Anyone with a nice good simple solution, that we have overlooked?

1) The most obvious thing is that "netstat -i" NEVER shows any collisions.
All the other hosts show collisions. (We have average 4-8% load on the Ether)
DOES ANYONE ELSE HAVE THIS? I can "swear" that previous versions of OSx
showed collisions... (see below for versions tested)

2) Ping indicates lost packets from and to the Pyramid. No other host
on the net (we have ping-tested about 10 out of 80) drops any packets
with ping.  About 2-4% of the packets to/from the Pyr are lost at
worst.

3) Telnet connections sometimes "hangs" echoing for 2-15 secs. 

4) NFS says "NFS server not responding/NFS server OK" now and then

Conditions 2-4 only happen when the net has *some* load but not necessarily
heavy. It doesn't happen all the time when the net is loaded either.

HISTORY: 
We have a 9820 with one IOP.
The problems has existed at least on 4.0-870921, 4.0-880601,
4.1-std and 4.1-880601. We started noticing the telnet "hangings"
during late spring but it took a while to isolate it to the Pyr, we
first suspected allover net overload etc. Of course the problem
appear even less often during the summer when most people are away.

OUR ACTIONS SO FAR:
o 	We have tried three different xvrs (and xvr-cables): one 
	1.0-xvr, one fan-out (ISOLAN) and one 802.3 (SQE/heartbeat)-xvr.
o	We have let the Pyr representative switch IOP/TPE card. (latest rev)
o	Ditto for the internal cable from the card to the chassis 
	Ether connector. (far fetched...)
o	Tried putting the Pyr on an local Ether behind an Mac-level bridge.
	(if our main Ether had some "bad magic")

----

By the way, the 4.1-860601 has a (minor) NFS bug (SunOs 3.4 clients)
when:
a) a process on a client has a file on the server open.
b) someone removes that file on the server.
c) the client process tries to access the file
Result:
c) a lot of of error messages appear on the server console and the load gets
   high on the server. The user gets no error msg at all!

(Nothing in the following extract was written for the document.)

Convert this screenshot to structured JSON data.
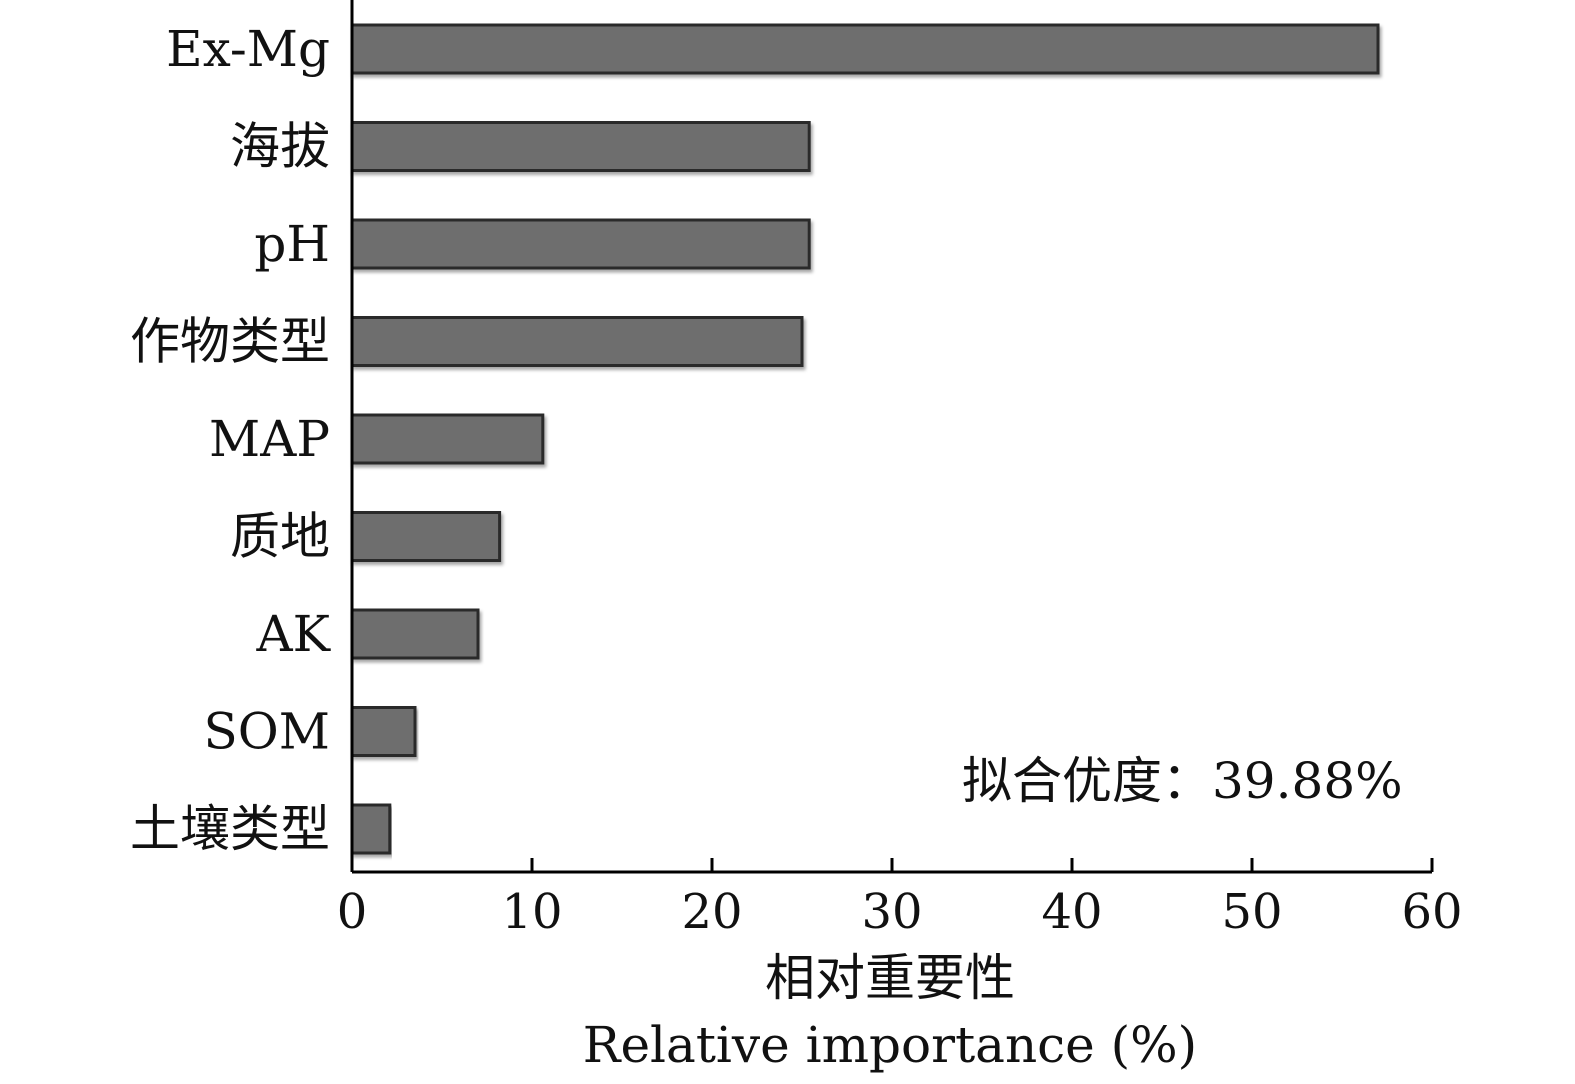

Typical error msg (repeated *many* times):
ufs_vget: iget(0x82a, 0xfecec000, 8803) gen mismatch 15/16
fhtovp failed:  8 8803 15

sas@pyrps5 (Scott Schoenthal) (08/04/88)

In article <502@draken.nada.kth.se> ahi@nada.kth.se (Anders Hillbo) writes:
>By the way, the 4.1-860601 has a (minor) NFS bug (SunOs 3.4 clients)
>when:
>a) a process on a client has a file on the server open.
>b) someone removes that file on the server.
>c) the client process tries to access the file
>Result:
>c) a lot of of error messages appear on the server console and the load gets
>   high on the server. The user gets no error msg at all!
>
>Typical error msg (repeated *many* times):
>ufs_vget: iget(0x82a, 0xfecec000, 8803) gen mismatch 15/16
>fhtovp failed:  8 8803 15

The message indicates that an incorrect file handle is being used by an
NFS client.  Remember that NFS is "stateless" relative to the server.
By removing the file on the server, you have invalidated the client's
reference (handle) to the file.  If the client later attempts to the use
this handle, the server (Pyramid) will reject it with an error (returned
to the client process by most Sun-based NFS implementations as ESTALE).
The "gen mismatch" refers to the fact that the generational field in
the client's version of the handle does not match the same field in the
referenced inode.

sas
----
Scott Schoenthal   			sas@pyrps5.pyramid.com
Pyramid Technology Corp.		{sun,hplabs,decwrl}!pyramid!sas